Ne suivant pas forcément l’actualité des courses et n’ayant aucune prétention autre que celle de prendre du plaisir et d’aller le plus « vite possible », Sarah est au départ sans rien savoir. Elle termine sa course et rentre chez elle… C’est en ouvrant sa boite mail, en lisant ses textos et son mur Facebook qu’elle apprend qu’elle est sélectionnée. Quelques jours plus tard, Philippe Propage, manager de l’Equipe de France de trail, lui téléphone et lui confirme la nouvelle.

Hasard ou destin. La voici en équipe de France. C’est un peu comme pour sa carrière professionnelle. Jeune, Sarah veut devenir vétérinaire mais ne supporte pas l’ambiance dans les écoles préparatoires. Elle tente la Belgique, fait un an de cursus mais prend conscience que la réalité est bien loin de son rêve de petite fille. Elle s’oriente alors vers des études de physique chimie et entre dans un IUT à Lille avant de faire 3 ans dans une école d’ingénieur à Rennes. Pour ses stages, la voici au Canada et en Espagne puis en quête d’un nouveau stage en entreprise qui doit être d’une durée de 6 mois. « Je voulais travailler pour une société plutôt orientée vers le bio dégradable et je suis arrivée à St Dié des Vosges.  »

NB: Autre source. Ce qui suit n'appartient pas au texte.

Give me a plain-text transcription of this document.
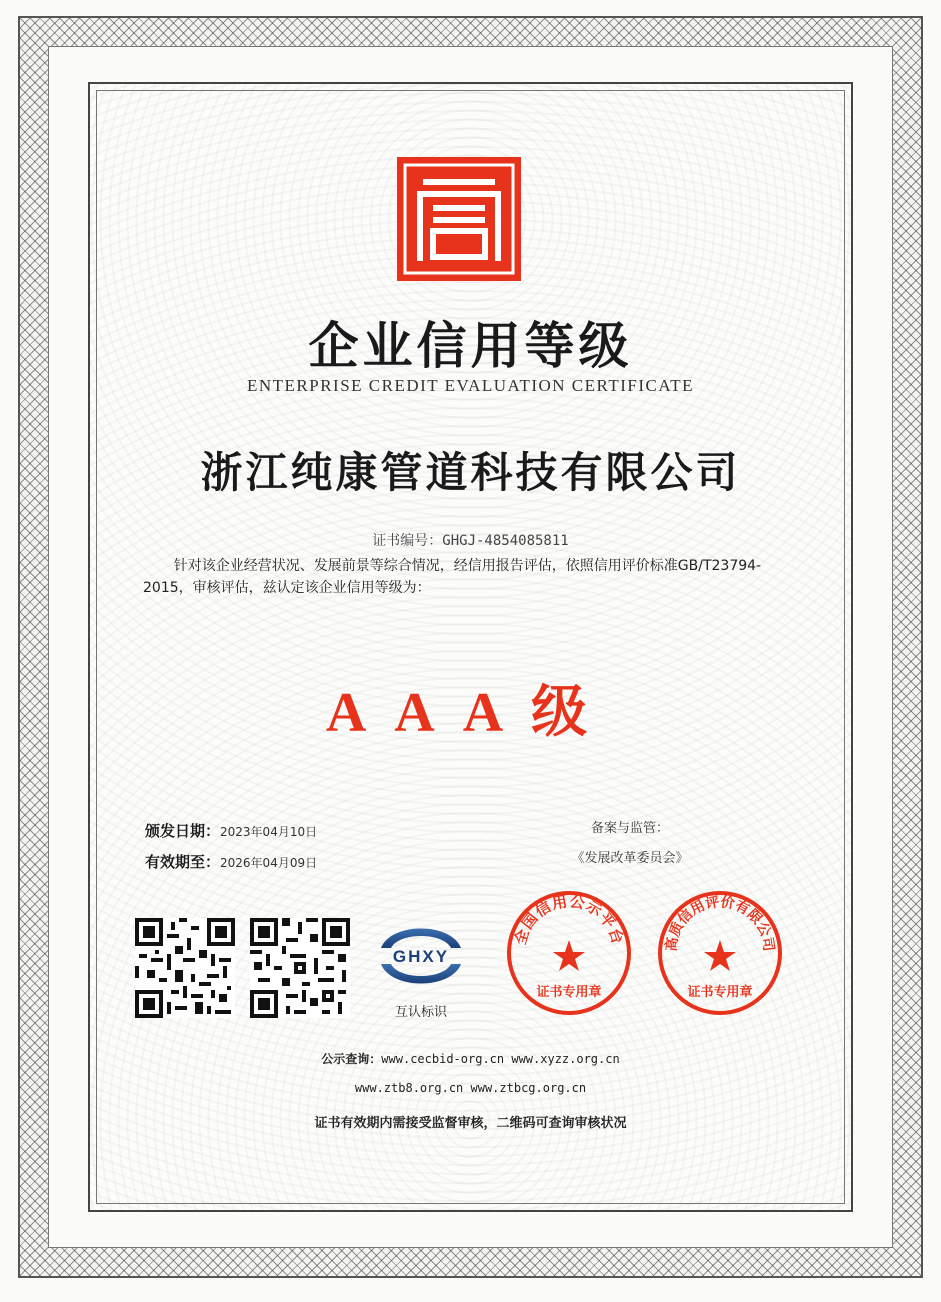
企业信用等级
ENTERPRISE CREDIT EVALUATION CERTIFICATE
浙江纯康管道科技有限公司
证书编号：GHGJ-4854085811
针对该企业经营状况、发展前景等综合情况，经信用报告评估，依照信用评价标准GB/T23794-2015，审核评估，兹认定该企业信用等级为：
AAA级
颁发日期：2023年04月10日
有效期至：2026年04月09日
备案与监管：
《发展改革委员会》
GHXY
互认标识
全国信用公示平台
证书专用章
高质信用评价有限公司
证书专用章
公示查询：www.cecbid-org.cn www.xyzz.org.cn
www.ztb8.org.cn www.ztbcg.org.cn
证书有效期内需接受监督审核，二维码可查询审核状况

Pour la jeune bordelaise, c’est la déprime. En plein hiver, elle découvre une région froide, n’a aucun repère ni aucune connaissance. Depuis quelques années déjà, elle court à défaut de pouvoir nager régulièrement « C’est mon élément mais pendant plusieurs années, je n’arrivais pas à y aller car je ne nage plus comme avant. Maintenant, ça va mieux, j’y vais au moins une fois par semaine « . La course à pied comme depuis toujours lui permet surtout d’évacuer le stress et la pression « C’est mon plus gros défaut. Je me suis toujours mis la pression, surtout dans le cadre de mes études. Mais j’ai beaucoup de mal à la gérer. La course à pied aide, le sport en général. « 

Sarah VieuilleLors de ses débuts à Saint-Dié, ses collègues s’habituent à la voir courir puis une adepte lui propose de venir découvrir les forêts aux alentours.  « C’était trop beau.C’est le début de ma rencontre avec le trail ». Elle intègre alors un petit groupe qui l’initie au ski de fond, au VTT… « C’est incroyable. Ici, tout le monde a les skis et les chaussures dans sa voiture et le VTT n’est jamais loin. Je les ai aussi maintenant ! Je me suis aussi mise l’alpinisme, au snow, au ski de rando. Tous les jours, on fait quelque chose et ce en toute saison. J’attends toujours la neige avec émotion. J’ai d’ailleurs fait mon premier trail sur la neige en 2011, sur le trail blanc des Vosges ! »

De fil en aiguille, Sarah découvre un nouveau mode de vie. Séduite, la Bordelaise, qui avoue que « ce ne fut pas facile » parle maintenant avec passion des Vosges. Elle aime indiscutablement « ses » montagnes, son cadre de vie.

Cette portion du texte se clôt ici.